There was probably no one in RFK Stadium who had a better view of Marcelo Gallardo's elbow to the nose of Landon Donovan than me. I was right at midfield just under the midfield camera when it happened. D.C. United's Gallardo threw an intentional elbow after the whistle had been blown for a foul.

As adults, we know that the game (and professional sports in general) can be that way sometimes. But kids don't know, not only the ones at the stadium but also those -- like mine -- who watched at home. If United's Ben Olsen had been bloodied by a vicious elbow, the Barra Brava would be up in arms. How do you explain why any foul such as the one Gallardo committed on Donovan doesn't merit an automatic red card? The problem is, you can't.

As parents, we can't always provide the answers, despite our desire to be an omniscient resource in our kids' lives. So I simply said to them, "The referee missed it." There can't be any other explanation.

Line of the week

As I waited for Los Angeles Galaxy coach Ruud Gullit to emerge from the visitor's locker room at RFK Stadium at halftime on Sunday, David Beckham walked out, fixing his captain's armband, and he turned to me and asked, "Was Landon offside?"

Beckham was referring to a first-half goal Donovan had scored that was disallowed by an offside flag. I responded, "It was very close, but I believe from our replays he was just off. It was very close." That's when L.A.'s Chris Klein -- truly one of the greatest guys to have ever played in MLS, who by then had joined our conversation -- stole the thunder: "Since when did the referees start being so precise?"

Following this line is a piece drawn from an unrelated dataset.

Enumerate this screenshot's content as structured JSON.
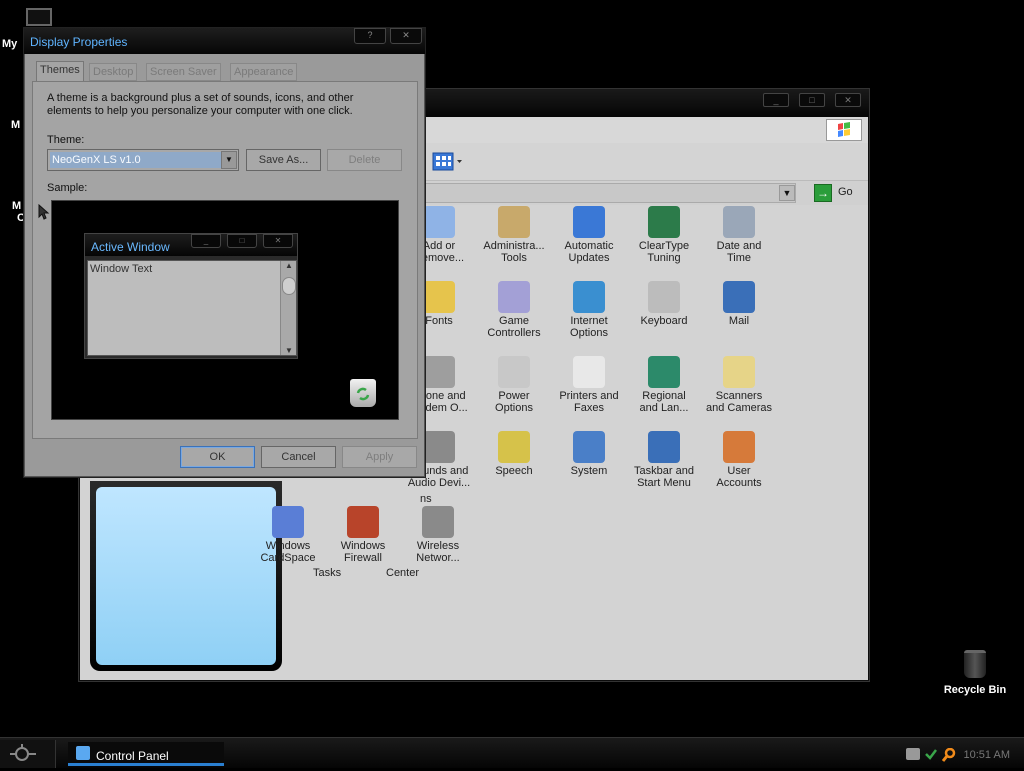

We (including Gullit now) all instantly burst into laughter as we walked back onto the field. It was a nice, fun moment within the serious confines of professional soccer.

A blind corner

Rob Base, the great lyrical poet of the 1980s, said, "It takes two." And the same can be said of corner kicks. Last August, David Beckham provided the service off corner kicks for goals by Carlos Pavon and Edson Buddle in that memorable 5-4 Galaxy loss to the Red Bulls at Giants Stadium. Since, then the Galaxy are 0-for-35 on Beckham's corner kicks (courtesy of my friend Peter Hirdt of the Elias Sports Bureau). Proof that Becks can bend 'em, but he can't score them at the same time.